In 1996, the American Library Association reaffirmed the inclusion of age as an attribute that should not be the basis for denying access to information. This occurred after the American Library Trustee Association (ALTA) brought a request for this to the ALA Council.

==Criticism==
Shirley Wiegand, professor emeritus of law at Marquette University, asserts that the Library Bill of Rights uses rhetoric disconnected from the legal understanding of "rights." "Bills of Rights", and "rights" themselves, are in this understanding legally enforceable and backed by well-developed arguments. The Library Bill of Rights has no such force or backing, because it is simply a statement of principles. Wiegand argues that the Library Bill of Rights (and the accompanying rhetoric) needs to be supplanted by a code well-grounded in the case law and language of the First Amendment and its accompanying legal principles. Something similar to the Library Bill of Rights could be retained as an accompanying "aspirational creed", such as a revised form of the ALA Code of Ethics, but it would need to provide more practical guidance.

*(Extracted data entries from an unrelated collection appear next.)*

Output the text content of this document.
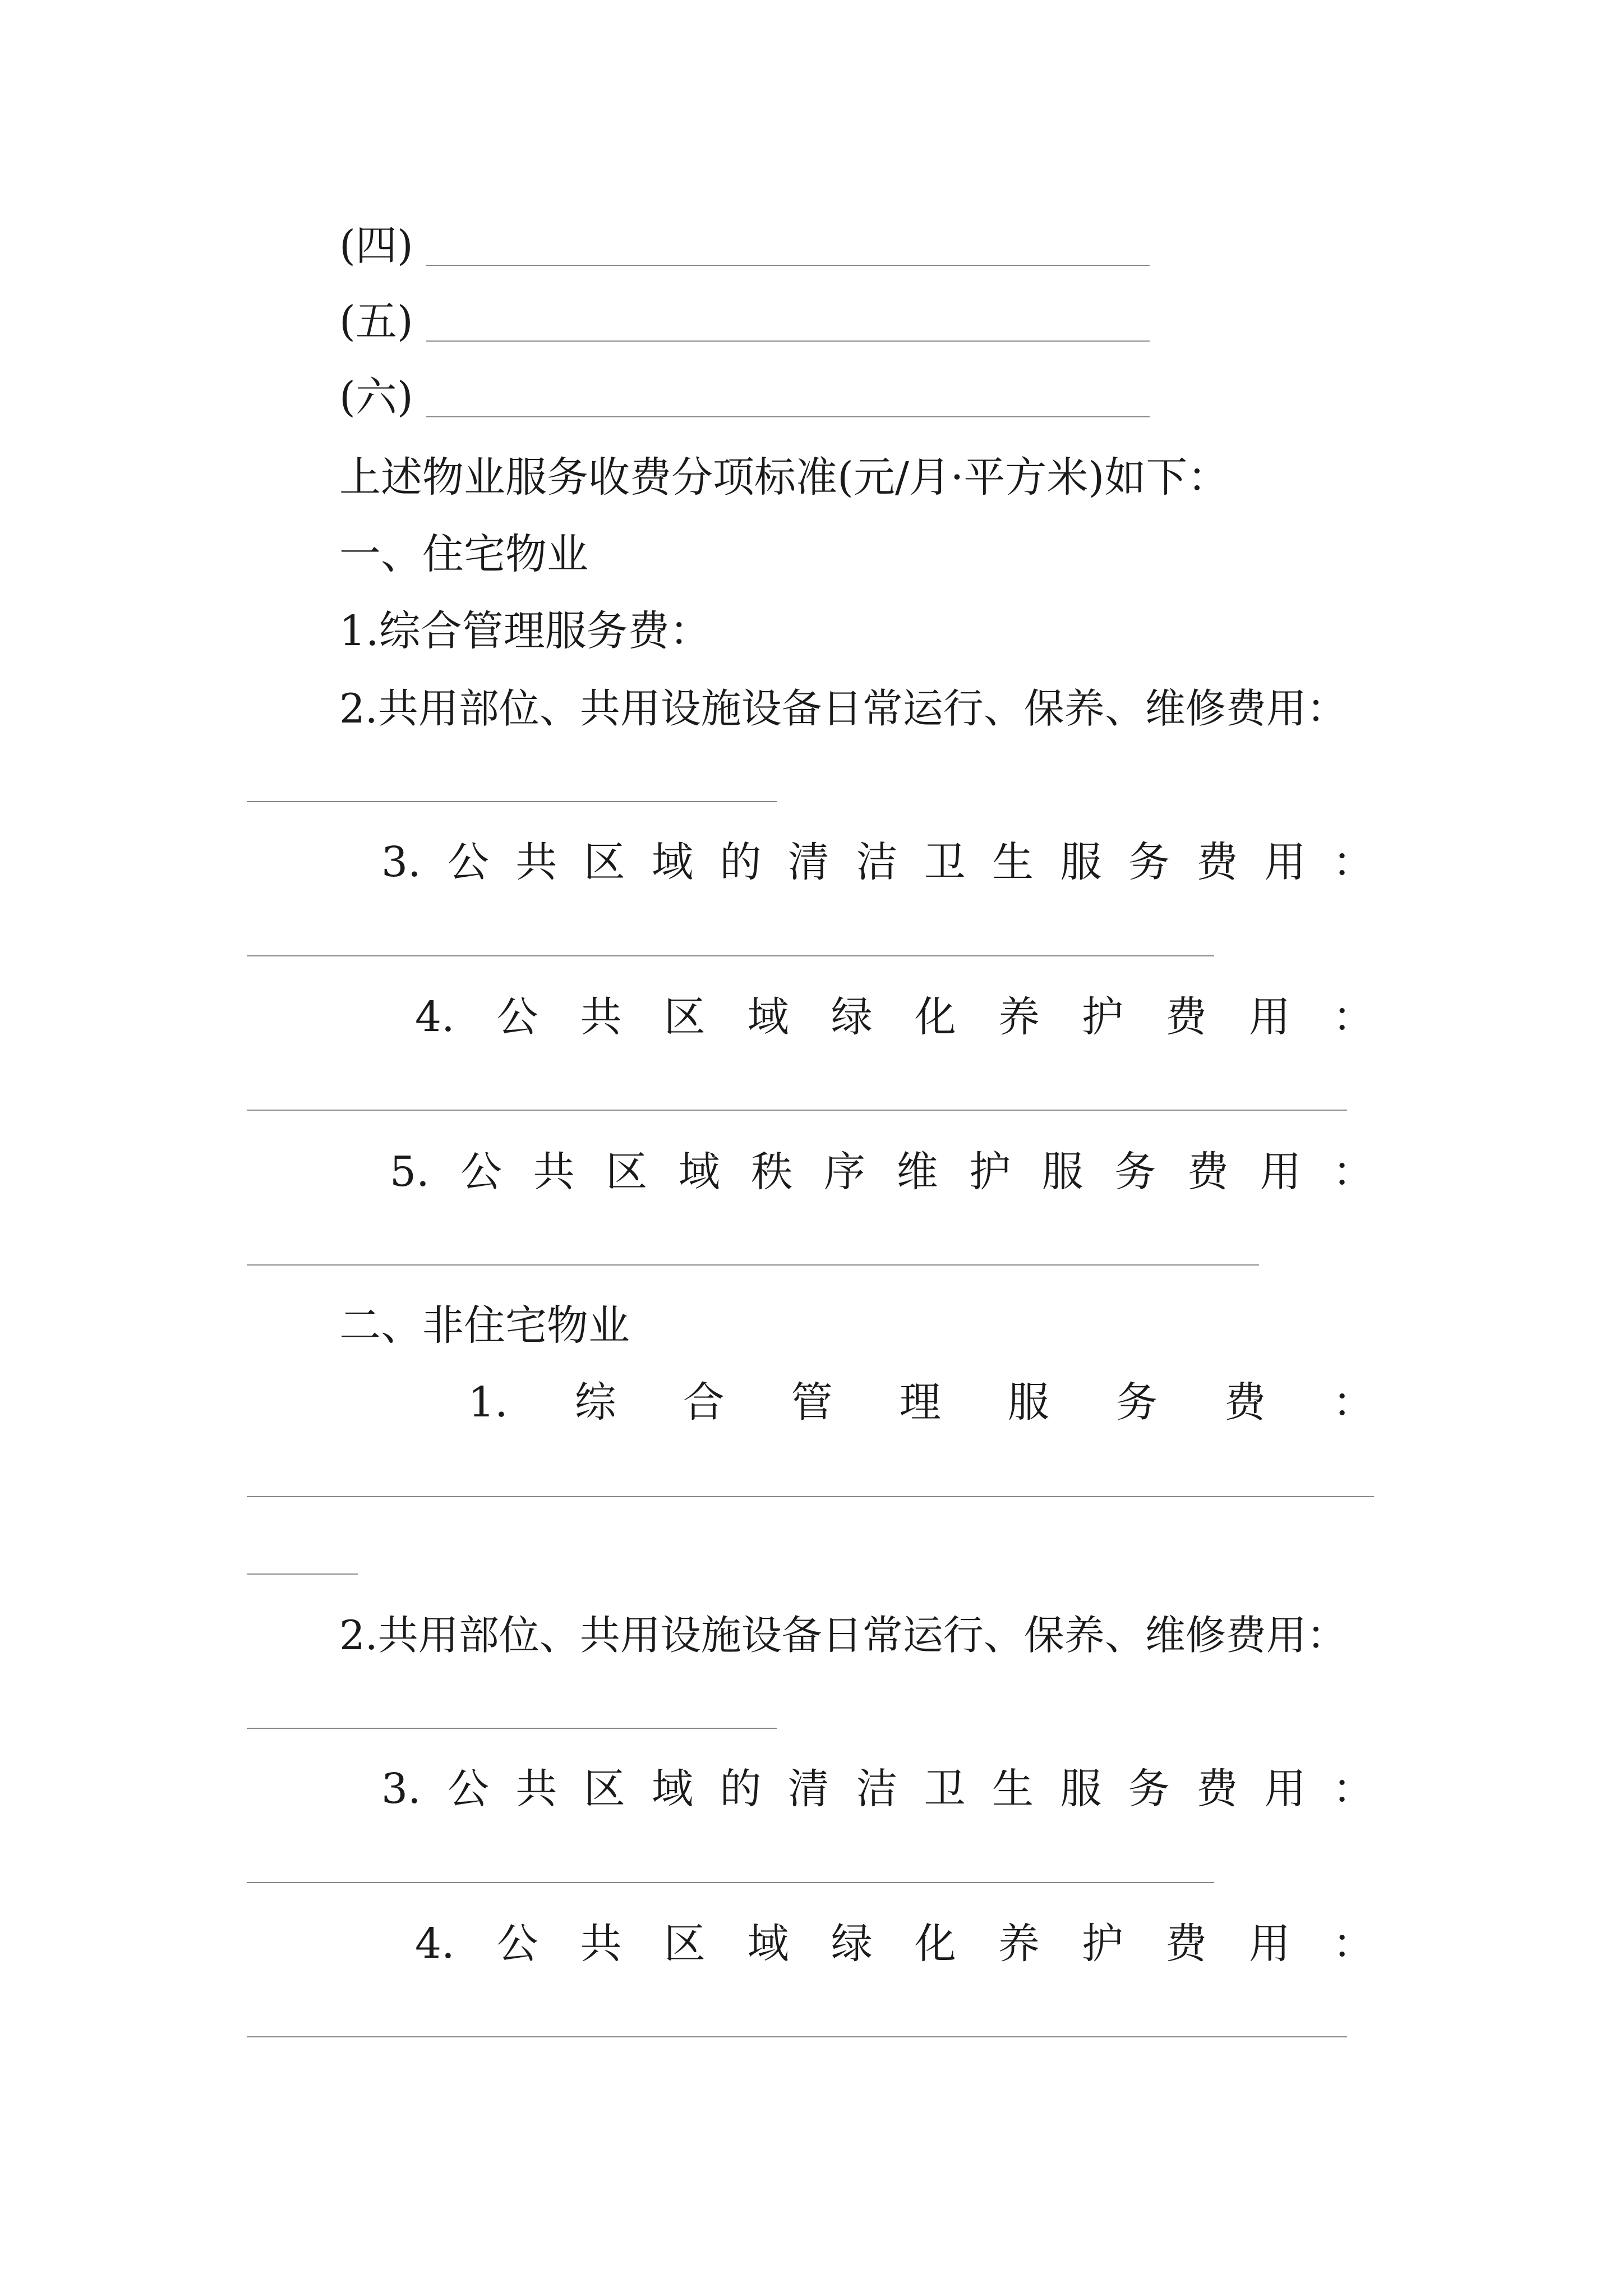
(四)
(五)
(六)
上述物业服务收费分项标准(元/月·平方米)如下：
一、住宅物业
1.综合管理服务费：
2.共用部位、共用设施设备日常运行、保养、维修费用：
3. 公 共 区 域 的 清 洁 卫 生 服 务 费 用 ：
4. 公 共 区 域 绿 化 养 护 费 用 ：
5. 公 共 区 域 秩 序 维 护 服 务 费 用 ：
二、非住宅物业
1. 综 合 管 理 服 务 费 ：
2.共用部位、共用设施设备日常运行、保养、维修费用：
3. 公 共 区 域 的 清 洁 卫 生 服 务 费 用 ：
4. 公 共 区 域 绿 化 养 护 费 用 ：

David Woolwine of Hofstra University has criticized the philosophical underpinnings of the Library Bill of Rights, specifically objecting to the use of utilitarianism and "rights discourse" in defense of the principles. The "moral calculus" of the utilitarian argument that free access of information produces the greatest good for the greatest number can also be used to argue in support of restrictions for the purposes of safety and national security. Rights discourse relies on the assertion of rights with minimal referencing, while neglecting detailed argumentation. Woolwine asserts that utilitarianism and rights discourse need to be replaced by a synthesis of modern and post-modern philosophy to coherently and soundly justify the principles of the Library Bill of Rights.

Wayne A. Wiegand, library historian, and retired Professor of Library and Information Studies and American Studies at Florida State University, expanded on his as well as his spouse's earlier work concerning the Library Bill of Rights, asserting that it has principally been a tool Librarianship has used to control the narrative surrounding libraries and their defense of intellectual freedom without actual legal accountability for those principles. This view, Wiegand argues, is evidenced by specific historical contradictions within the profession since the adoption of the Library Bill of Rights such as the controversy around the legacy of Melvil Dewey and the renaming of the ALA Medal of Excellence, the lack of ALA support for civil rights protestors following the Alexandria Library sit-in despite the then-recent adoption of the Library Bill of Rights by the ALA, lack of support from the ALA for librarians working against the ban of materials targeted by the California Senate Factfinding Subcommittee on Un-American Activities in the 1950s, and others, before concluding that the profession and its organizing bodies must have a reconciliation with this history before more meaningful frameworks for library rights and their protection can be produced.